A inflamação não tipo 2 na asma grave foi definida como a ausência de eosinófilos. No entanto, os médicos dizem que há muito mais nessa forma de asma, que é caracterizada por uma constelação de problemas, que vão desde uma condição inflamatória extrema nas vias aéreas dos pulmões até falta de ar e dificuldade em controlar a condição. Em termos de tratamento, os especialistas médicos também sabem há muito tempo que a inflamação não tipo 2 não responde aos corticosteróides inalados, um padrão de tratamento que funciona bem em outras formas de asma. Assim, a descoberta de uma disbiose bacteriana associada à oncostatina M abre uma nova janela de compreensão para uma forma debilitante da doença, relataram Headland e colegas.

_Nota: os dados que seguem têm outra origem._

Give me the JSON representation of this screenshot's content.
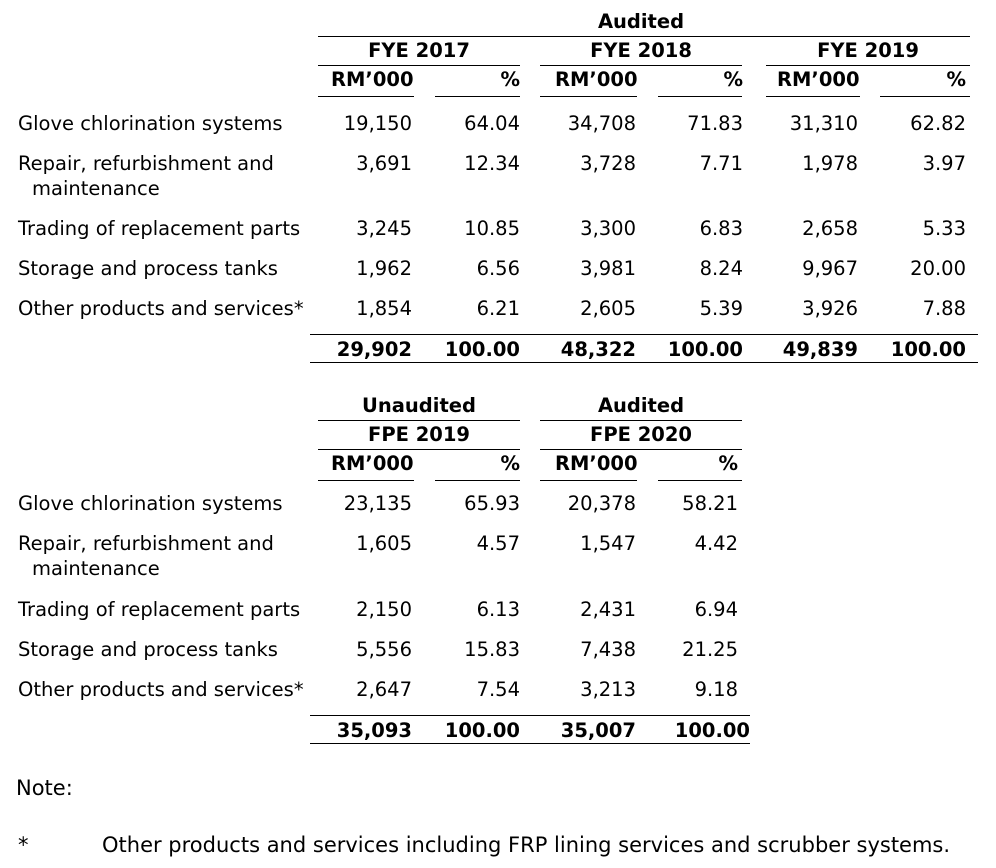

De fato, há uma necessidade gritante não atendida de pacientes com essa forma de asma porque não existe uma terapia específica – algo direcionado – para tratar as manifestações únicas dessa forma.

Headland e seus colaboradores descobriram que a oncostatina M impulsiona as principais características da asma, como sinalização inflamatória e produção excessiva de muco, quando exposta a LPS ou a um patógeno bacteriano comum, Klebsiella pneumoniae. E por causa do papel único desempenhado pela oncostatina M, os cientistas da Genentech estão desenvolvendo um potente anticorpo monoclonal que pode bloquear a proteína, evitando a inflamação das vias aéreas.

Até agora, os testes, que parecem promissores, foram realizados em um modelo de camundongo. A esperança é desenvolver um tratamento que possa ser testado em um ensaio clínico em humanos. “Juntos, esses resultados fornecem uma fundamentação científica que apoia o desenvolvimento clínico de terapias direcionadas à [oncostatina M] para prevenir a progressão da asma”, concluíram os autores.